Real-time Sync Tasks
The "Development" module of the Singdata Lakehouse workspace integrates the capabilities of defining and scheduling data sync tasks. With the data sync task editor in the data development module, you can quickly create data sync tasks. The following explains the creation and use of real-time sync tasks.
Create a New Data Sync Task
You can create a new sync task from both the workspace and the development entry.
-
Create from Workspace Through the console "Workspace" entry, select to create a new offline sync or real-time sync task under the "New" button on the right.
-
Create from Development Entry You can enter the "Development" page and select to create a new sync task in the specified directory in the task area.
Real-time Sync Task Development
Here, we take the real-time sync of Kafka data source to Lakehouse as an example.
-
Create a new real-time data sync task and configure source and target information Select the Kafka data source, choose the Topic through the data object, and specify the offset and message format. Select the Lakehouse data source and the corresponding data object for the target end.

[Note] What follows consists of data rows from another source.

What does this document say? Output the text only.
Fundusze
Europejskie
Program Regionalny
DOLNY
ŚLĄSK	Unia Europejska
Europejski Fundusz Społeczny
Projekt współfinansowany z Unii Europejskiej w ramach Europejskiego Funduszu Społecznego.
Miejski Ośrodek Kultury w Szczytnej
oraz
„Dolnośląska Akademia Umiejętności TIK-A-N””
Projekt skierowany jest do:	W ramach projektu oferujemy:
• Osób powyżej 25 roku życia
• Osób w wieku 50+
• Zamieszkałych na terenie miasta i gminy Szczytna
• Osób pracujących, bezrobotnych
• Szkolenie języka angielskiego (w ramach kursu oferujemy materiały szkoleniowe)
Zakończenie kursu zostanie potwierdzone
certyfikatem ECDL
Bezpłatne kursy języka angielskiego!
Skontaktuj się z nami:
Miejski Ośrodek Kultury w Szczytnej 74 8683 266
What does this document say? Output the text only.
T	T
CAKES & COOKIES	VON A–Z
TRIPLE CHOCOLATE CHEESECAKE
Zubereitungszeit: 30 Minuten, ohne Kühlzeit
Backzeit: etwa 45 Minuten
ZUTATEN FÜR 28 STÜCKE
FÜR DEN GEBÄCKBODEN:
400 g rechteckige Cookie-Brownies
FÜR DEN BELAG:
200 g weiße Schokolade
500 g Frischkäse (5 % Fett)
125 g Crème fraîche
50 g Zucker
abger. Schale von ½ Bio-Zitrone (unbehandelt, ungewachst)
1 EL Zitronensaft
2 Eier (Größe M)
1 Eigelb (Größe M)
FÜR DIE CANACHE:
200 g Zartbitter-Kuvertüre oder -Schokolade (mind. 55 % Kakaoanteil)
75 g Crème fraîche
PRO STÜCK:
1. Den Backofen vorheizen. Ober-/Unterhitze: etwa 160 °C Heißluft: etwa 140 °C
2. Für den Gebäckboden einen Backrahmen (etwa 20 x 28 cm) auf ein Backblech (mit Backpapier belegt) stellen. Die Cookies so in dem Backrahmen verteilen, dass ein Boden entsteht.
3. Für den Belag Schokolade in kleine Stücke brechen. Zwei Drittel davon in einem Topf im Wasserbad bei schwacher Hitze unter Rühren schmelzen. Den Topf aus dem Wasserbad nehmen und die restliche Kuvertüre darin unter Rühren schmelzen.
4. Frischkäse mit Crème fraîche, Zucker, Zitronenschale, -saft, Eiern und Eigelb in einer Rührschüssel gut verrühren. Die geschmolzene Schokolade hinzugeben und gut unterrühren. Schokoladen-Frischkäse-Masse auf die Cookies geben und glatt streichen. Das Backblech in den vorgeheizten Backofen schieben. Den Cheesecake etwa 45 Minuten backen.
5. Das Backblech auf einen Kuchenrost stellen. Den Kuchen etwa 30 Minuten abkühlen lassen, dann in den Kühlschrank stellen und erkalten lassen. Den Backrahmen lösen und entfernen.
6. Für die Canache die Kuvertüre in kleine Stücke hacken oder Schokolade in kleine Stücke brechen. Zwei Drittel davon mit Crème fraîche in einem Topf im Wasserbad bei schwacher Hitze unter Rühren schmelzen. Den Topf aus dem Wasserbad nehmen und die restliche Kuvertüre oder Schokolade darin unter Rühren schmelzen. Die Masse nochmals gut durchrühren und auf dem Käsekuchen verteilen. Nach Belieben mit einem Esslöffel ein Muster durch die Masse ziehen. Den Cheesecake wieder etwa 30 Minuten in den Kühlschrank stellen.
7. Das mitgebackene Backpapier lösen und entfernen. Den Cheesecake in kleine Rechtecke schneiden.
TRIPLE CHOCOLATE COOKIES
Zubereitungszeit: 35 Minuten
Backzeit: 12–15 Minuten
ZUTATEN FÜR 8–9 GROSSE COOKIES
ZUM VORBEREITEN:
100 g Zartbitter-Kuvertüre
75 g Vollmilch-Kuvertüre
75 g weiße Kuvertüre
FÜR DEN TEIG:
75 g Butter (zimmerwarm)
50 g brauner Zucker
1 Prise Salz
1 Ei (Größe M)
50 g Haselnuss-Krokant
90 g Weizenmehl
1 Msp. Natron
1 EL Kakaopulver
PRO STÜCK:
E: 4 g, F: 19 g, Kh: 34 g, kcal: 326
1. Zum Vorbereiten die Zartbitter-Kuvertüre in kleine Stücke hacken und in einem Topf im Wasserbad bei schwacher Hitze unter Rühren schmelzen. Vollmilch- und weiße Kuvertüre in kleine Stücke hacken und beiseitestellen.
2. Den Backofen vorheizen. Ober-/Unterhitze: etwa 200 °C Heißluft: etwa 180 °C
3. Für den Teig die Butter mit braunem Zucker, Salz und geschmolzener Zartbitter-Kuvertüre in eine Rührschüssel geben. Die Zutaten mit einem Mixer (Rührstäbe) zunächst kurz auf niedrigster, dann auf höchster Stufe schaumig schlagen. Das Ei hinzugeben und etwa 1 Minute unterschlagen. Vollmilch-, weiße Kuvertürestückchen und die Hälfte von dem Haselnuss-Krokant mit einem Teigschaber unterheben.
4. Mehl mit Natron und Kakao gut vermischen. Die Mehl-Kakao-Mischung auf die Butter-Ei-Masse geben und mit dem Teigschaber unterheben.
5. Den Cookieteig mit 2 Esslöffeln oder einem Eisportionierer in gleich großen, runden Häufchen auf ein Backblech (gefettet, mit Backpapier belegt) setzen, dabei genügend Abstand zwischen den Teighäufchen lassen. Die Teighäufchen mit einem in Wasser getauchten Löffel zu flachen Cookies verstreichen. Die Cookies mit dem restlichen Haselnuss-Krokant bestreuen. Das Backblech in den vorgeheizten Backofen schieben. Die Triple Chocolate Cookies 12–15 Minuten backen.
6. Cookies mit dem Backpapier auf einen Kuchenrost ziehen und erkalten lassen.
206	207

By default, the built-in fields of the Kafka Topic are used for data field mapping. If the message format in the Topic is JSON, you can also use the new calculated column method to parse the content in the value field through JSONPath rules, such as $.id, $.data.code。
-
Deploy to Production Real-time sync tasks do not support test runs in the development state and do not require scheduling strategy configuration. You can publish the task through the "Submit" button.
After submission, you can perform start and stop operations and monitoring of real-time sync tasks in the Operations Center.